Pin numbers not the same as microcontroller pins?

I making a custom board based on the MKRZERO board. I'm keeping most things the same except no battery charging and no SD card. I'm following the schematic and noticed there's an LED connected to PB08. In the documentation, it says this is set/cleared with the predefined pin name "LED_BUILTIN". It also says that "unlike other boards, it uses dedicated pin 32 instead of 13". But looking on the schematic, it's as I said, Port B digital i/o #8 which is pin 7 on the 48-pin TQFP package. What is the documentation referring to when it says pin 32?

The reason I using the MKRZERO schematic as a reference is because I want to be able to choose the MKRZERO board in the Arduino IDE thus not creating any kind of custom board definition file, and by extension I'll be able to use all the existing APIs that work with that board.

Additionally, I notice there are other numbers labelled on the header pins of the MKRZERO board, but as can be seen on the schematic, these seem to have nothing to do with the actual physical pins or pin names on the microcontroller. For example, DAC0/A0 (as labelled on the header) is connected to PA02 (port A i/o #2), and the net name on the schematic is AIN0 and A1 is connected to PB02, but the net name is AIN10. Digital 0 (or rather just labelled "0" on the MKRZERO header) is PA22, and the net name is TC4-W0. Also confusing, digital i/o 2 thru 5 are labelled ~2, ~3, ~4, and ~5, with net names like TCC0-W2. I can only guess that the tilde is to differentiate i/o pins that mux with Timers and Capture/Compare inputs as opposed to Timer/Counter pins (no tilde) based on the net names TCCx and TCx. However, NONE of this is documented anywhere!

Can someone please clarify and help me understand what I'm seeing and why there are all these discrepancies?

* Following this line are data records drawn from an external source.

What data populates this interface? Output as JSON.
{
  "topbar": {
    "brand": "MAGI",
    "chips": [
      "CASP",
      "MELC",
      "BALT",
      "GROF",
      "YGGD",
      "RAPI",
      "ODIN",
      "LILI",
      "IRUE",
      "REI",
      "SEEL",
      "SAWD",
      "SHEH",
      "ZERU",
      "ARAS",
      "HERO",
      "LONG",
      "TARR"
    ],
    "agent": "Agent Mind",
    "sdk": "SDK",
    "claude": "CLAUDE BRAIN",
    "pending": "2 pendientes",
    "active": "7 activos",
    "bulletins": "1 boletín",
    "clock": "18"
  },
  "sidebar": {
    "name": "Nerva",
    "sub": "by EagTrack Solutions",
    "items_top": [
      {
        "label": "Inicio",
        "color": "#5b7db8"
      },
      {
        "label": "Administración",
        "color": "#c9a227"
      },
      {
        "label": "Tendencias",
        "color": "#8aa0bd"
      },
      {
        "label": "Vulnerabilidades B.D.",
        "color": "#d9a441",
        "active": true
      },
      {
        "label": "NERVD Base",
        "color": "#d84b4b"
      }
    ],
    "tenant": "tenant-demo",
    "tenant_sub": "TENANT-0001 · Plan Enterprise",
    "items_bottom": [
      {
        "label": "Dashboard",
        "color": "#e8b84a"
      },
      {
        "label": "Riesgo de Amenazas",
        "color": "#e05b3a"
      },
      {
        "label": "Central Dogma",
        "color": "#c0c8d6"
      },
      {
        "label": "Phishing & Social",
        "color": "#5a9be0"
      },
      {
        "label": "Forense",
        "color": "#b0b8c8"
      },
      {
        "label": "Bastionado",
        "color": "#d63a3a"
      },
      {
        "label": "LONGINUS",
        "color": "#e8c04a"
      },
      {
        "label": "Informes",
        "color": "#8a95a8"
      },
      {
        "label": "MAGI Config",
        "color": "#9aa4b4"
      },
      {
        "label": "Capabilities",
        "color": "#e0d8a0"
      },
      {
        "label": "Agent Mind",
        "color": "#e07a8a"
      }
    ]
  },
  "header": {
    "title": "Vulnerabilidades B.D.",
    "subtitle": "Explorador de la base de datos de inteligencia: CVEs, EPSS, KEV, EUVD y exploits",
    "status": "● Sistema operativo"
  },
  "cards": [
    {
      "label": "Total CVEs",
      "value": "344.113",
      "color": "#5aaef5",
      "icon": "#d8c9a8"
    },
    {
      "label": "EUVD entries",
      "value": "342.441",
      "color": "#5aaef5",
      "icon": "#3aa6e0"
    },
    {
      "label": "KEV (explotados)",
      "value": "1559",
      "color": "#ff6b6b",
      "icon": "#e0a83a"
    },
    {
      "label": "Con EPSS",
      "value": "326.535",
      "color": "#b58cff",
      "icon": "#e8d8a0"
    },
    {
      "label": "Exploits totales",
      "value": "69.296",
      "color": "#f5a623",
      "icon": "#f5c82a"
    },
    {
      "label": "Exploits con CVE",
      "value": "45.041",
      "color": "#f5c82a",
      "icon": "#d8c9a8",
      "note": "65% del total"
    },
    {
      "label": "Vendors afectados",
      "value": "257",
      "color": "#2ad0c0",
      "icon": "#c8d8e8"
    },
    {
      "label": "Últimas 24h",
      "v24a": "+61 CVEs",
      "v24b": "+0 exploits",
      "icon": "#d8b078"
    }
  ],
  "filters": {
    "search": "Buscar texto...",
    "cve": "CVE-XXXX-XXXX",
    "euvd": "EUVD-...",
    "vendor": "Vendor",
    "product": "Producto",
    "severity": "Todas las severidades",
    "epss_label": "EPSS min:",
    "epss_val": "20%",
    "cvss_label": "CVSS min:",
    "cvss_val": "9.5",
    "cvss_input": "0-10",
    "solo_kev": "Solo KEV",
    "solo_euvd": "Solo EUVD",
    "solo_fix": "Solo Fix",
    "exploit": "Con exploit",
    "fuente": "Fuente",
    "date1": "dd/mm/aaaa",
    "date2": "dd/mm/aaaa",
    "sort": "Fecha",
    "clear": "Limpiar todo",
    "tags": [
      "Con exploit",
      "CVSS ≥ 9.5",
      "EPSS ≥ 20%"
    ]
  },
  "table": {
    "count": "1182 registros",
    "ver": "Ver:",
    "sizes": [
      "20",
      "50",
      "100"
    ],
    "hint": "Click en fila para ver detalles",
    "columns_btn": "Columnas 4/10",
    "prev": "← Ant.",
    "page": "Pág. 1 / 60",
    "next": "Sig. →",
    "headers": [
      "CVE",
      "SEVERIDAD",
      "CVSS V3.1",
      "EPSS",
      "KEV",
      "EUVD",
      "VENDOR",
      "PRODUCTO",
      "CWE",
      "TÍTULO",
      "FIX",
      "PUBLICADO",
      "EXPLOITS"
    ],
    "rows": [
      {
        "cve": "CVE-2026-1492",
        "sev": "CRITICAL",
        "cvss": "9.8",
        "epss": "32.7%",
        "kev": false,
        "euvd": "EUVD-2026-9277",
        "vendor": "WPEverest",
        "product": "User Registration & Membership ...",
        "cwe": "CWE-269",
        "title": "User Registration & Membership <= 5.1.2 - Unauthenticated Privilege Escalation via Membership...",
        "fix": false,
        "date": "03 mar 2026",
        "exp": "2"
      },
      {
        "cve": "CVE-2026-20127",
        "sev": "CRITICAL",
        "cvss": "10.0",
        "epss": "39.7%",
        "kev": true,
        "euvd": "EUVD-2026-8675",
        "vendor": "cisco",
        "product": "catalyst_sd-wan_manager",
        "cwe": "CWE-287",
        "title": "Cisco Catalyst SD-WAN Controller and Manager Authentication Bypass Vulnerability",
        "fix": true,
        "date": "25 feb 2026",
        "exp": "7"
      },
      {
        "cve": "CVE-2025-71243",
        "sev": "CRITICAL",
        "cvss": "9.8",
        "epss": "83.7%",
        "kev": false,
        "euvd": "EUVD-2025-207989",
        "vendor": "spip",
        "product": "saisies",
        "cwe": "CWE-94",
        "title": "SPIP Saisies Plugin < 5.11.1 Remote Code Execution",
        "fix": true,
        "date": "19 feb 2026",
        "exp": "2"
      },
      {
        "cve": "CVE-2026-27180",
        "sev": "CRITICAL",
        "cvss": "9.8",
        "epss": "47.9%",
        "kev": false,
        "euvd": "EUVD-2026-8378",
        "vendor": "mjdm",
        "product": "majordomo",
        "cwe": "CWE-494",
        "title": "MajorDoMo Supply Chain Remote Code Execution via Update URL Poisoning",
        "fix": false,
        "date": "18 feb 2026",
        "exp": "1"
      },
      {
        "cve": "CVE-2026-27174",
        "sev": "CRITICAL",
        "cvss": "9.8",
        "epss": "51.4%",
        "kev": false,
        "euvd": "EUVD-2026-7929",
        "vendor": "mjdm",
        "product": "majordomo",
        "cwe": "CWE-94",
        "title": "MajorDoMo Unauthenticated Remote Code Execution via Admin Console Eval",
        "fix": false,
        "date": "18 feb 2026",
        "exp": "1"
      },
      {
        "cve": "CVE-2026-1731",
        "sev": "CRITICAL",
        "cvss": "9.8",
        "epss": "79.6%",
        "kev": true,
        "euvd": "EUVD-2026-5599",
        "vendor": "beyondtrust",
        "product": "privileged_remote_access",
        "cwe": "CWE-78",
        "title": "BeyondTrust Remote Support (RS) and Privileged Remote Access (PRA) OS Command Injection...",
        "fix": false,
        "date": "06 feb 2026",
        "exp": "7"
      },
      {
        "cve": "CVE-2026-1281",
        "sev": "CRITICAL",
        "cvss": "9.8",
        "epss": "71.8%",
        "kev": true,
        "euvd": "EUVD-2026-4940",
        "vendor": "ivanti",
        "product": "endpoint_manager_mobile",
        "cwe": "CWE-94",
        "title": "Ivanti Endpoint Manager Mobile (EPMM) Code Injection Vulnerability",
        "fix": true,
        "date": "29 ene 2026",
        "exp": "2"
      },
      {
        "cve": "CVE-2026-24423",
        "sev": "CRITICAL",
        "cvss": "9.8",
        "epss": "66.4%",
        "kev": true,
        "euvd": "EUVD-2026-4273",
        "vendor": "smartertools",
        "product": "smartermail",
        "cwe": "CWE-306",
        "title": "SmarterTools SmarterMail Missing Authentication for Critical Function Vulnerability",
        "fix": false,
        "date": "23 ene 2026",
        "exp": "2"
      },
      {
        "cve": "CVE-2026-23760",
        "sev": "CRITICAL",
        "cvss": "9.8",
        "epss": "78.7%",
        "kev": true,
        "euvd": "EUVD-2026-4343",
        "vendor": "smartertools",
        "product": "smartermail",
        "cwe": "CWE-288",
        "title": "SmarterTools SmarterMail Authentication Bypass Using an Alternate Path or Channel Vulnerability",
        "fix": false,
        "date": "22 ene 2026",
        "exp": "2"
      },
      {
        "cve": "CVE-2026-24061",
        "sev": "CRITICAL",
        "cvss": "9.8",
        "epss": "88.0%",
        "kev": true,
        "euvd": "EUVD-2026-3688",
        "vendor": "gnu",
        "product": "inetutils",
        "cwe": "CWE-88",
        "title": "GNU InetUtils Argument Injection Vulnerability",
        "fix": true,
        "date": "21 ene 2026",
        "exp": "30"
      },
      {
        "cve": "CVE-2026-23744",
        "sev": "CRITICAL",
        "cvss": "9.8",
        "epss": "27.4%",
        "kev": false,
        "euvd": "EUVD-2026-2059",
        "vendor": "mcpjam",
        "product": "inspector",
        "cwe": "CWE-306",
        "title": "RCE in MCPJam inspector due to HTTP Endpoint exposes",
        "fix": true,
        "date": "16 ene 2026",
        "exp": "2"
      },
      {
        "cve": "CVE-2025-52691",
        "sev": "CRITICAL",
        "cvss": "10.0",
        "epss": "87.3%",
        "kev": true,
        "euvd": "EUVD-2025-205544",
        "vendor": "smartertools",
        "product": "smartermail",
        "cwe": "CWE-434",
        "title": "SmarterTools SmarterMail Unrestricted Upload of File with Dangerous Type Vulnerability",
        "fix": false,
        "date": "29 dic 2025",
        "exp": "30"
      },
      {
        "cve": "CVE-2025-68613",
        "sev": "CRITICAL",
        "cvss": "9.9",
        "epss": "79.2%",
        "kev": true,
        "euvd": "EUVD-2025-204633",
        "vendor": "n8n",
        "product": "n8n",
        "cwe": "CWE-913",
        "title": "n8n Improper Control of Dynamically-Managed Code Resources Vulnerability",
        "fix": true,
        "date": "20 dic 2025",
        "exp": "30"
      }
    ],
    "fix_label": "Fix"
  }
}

Arduino pin numbers are not the same as the physical pins of the chip. The file referenced above contains the mapping between I/O pins (port and pin within port) and arduino pin numbers. The relationship between port pins and physical pin number is documented in the datasheet.

The better pin mapping diagrams available online contain the arduino pin number, the port pin, and sometimes even the physical pin (depending on how thorough the creator was and how advanced the target audience is) for every pin available on a microcontroller board.